Ross Hole Homestead

An early homestead in Ross Hole, approximated 1 km east of the Highway 472 and Montana State Highway 93 junction in c. 1895 (photograph likely by Bertie Lord, Darby Historical Society), in 1980 when the house was occupied by Jake Wetzsteon (George Gruell, USFS-GTR-INT-158-plate 13b),1 and the same location in May, 2016 (CW- 2016-05-10-0097).

Please click on link to see another repeat photograph series for Ross’ Hole, describing Native American, Lewis and Clark’s and early fur trader’s visits here in relation to the area’s ecology.

Fire Suppression Effects on Fine Scale Fire Frequency and Severity

Early white settlers could not know how their activities would alter a complex, fine scale fire regime that had existed for millennia of Native American use. Ross Hole on the upper Bitterroot River was a traditional camping ground for Flatheads, Nez Perce, and other tribes crossing over the mountains to hunt bison on the plains to the east.  In 1883, Herbert “Berte” Lord, then aged 12, settled with his family in the upper Bitterroot Valley. He recounted that in 1885:

“we went to Ross Hole, there was an old abandoned cabin that stood near where Jake Wetzsteon now lives and we moved into that. This was the only cabin in Ross Hole at that time… My father and I went to work putting up hay. He hired a McCormick Machine and Rake from W.B. Harlan at Como paying $1.00 per day for the use of them. Then we hayed all over Ross Hole wherever we could find a piece of grass that was worth cutting and hauled it home on a wagon. There was no one else living in Ross Hole at that time so the country wide open and no line fences to bother. When we got through haying, we estimated we had about 40 tons of hay and we about horses enough to eat it, but we had no cattle. This was the first hay ever put up in Ross Hole….
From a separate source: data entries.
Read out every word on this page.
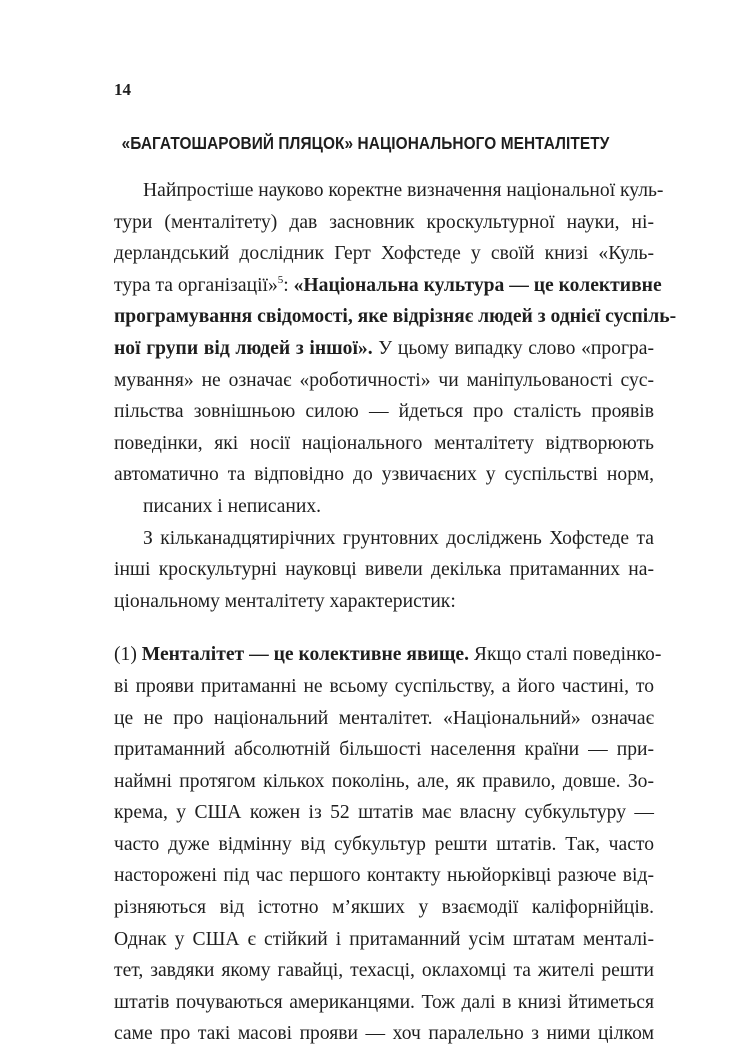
14
«БАГАТОШАРОВИЙ ПЛЯЦОК» НАЦІОНАЛЬНОГО МЕНТАЛІТЕТУ
Найпростіше науково коректне визначення національної куль-
тури (менталітету) дав засновник кроскультурної науки, ні-
дерландський дослідник Герт Хофстеде у своїй книзі «Куль-
тура та організації»$^5$: «Національна культура — це колективне
програмування свідомості, яке відрізняє людей з однієї суспіль-
ної групи від людей з іншої». У цьому випадку слово «програ-
мування» не означає «роботичності» чи маніпульованості сус-
пільства зовнішньою силою — йдеться про сталість проявів
поведінки, які носії національного менталітету відтворюють
автоматично та відповідно до узвичаєних у суспільстві норм,
писаних і неписаних.
З кільканадцятирічних грунтовних досліджень Хофстеде та
інші кроскультурні науковці вивели декілька притаманних на-
ціональному менталітету характеристик:
(1) Менталітет — це колективне явище. Якщо сталі поведінко-
ві прояви притаманні не всьому суспільству, а його частині, то
це не про національний менталітет. «Національний» означає
притаманний абсолютній більшості населення країни — при-
наймні протягом кількох поколінь, але, як правило, довше. Зо-
крема, у США кожен із 52 штатів має власну субкультуру —
часто дуже відмінну від субкультур решти штатів. Так, часто
насторожені під час першого контакту ньюйорківці разюче від-
різняються від істотно м’якших у взаємодії каліфорнійців.
Однак у США є стійкий і притаманний усім штатам менталі-
тет, завдяки якому гавайці, техасці, оклахомці та жителі решти
штатів почуваються американцями. Тож далі в книзі йтиметься
саме про такі масові прояви — хоч паралельно з ними цілком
In those days the Indians came up there for a couple of big hunts each year, one in the spring and the other in the fall. When they abandoned a camp where they had been hunting, they always hung up the ears and the feet of any game had killed. While in that camp, the Indians unlike the Whites never wasted game they killed. They killed what they needed and no more….

Well the winter of 1886-7 was one that anyone that was living in the northwest will remember as long as they live. It either snowed or rained 57 days out of 68 and that was the time that Charlie Russell painted his famous picture, “The Last of the 5000.” There was four feet of solid snow on the ground and in the later part of the winter and spring it was crusted so hard that the elk and moose could walk all over it. 2

Clearly, these early settlers, bound to their homesteads, would have had a much different attitude wildland fire than native Americans. Fires could destroy their cabins and fences. A late summer fire could consume the supply of hay so badly needed to winter domestic horses and cattle in mountain valleys.  Unlike more nomadic Flatheads, they could not simply move on to an unburned portion of the valley.

The series of photographs show long-term effects of replacing the long-term native American fire regime with more recent policies of fire suppression. In the 1890s, the hillside behind the cabins still shows the fine-scale effects of frequent, low intensity fires. On the western facing slope (right side of photographs), fire was likely most frequent due to drier conditions–perhaps almost annual burning occurred– and this removed most ponderosa pine seedlings before they could reach heights less susceptible to fire mortality. Immediately to the west, on the cooler east-facing slopes on the left side of the photograph, fire was less frequent, allowing regeneration and growth of a denser, but still relatively open stand of ponderosa pine. 3 The close proximity of these two different types of fire is likely evidence that many fires occurred during relatively moist conditions when the right side of the photograph would burn, but the left side would not. These burns would likely then been outside the lightning season, and would occur in spring right after snow melt, or during a dry period late in the fall. Fires lit during these periods by native Americans in the grasslands of Ross Hole would, with a southwest wind common on dry days, easily spread to this slope.

Frequent burning ceased in the late 1800s with removal of native Americans to reserve lands, settlement by early ranchers, and establishment the Forest Service in the early 1900s. George Gruell’s 1980 photograph shows several decades of fire-free forest growth.  The development of a homogenous dense forest across all aspects and elevations created conditions favorable for large, high severity fires. During the dry summer of 2000 massive wildfires swept through the Bitterroots.  High intensity fire scorched both aspects of the slope, killing the majority of trees. Fortunately, the historic homestead cabin was moved to another location in the 1990s, and was not damaged by the fires.

Map and Footnotes

  1. Gruell, G. E. Fire and Vegetative Trends in the Northern Rockies: Interpretations from 1871–1982 Photographs. USDA Forest Service General Technical Report INT-158. Ogden, UT: Intermountain Forest and Range Experiment Station, 1983.
  2. Backus, Perry. 2011 as reported in the Ravalli Republic.
  3. Gruell, 1983, Fire and Vegetative Trends, p. 19.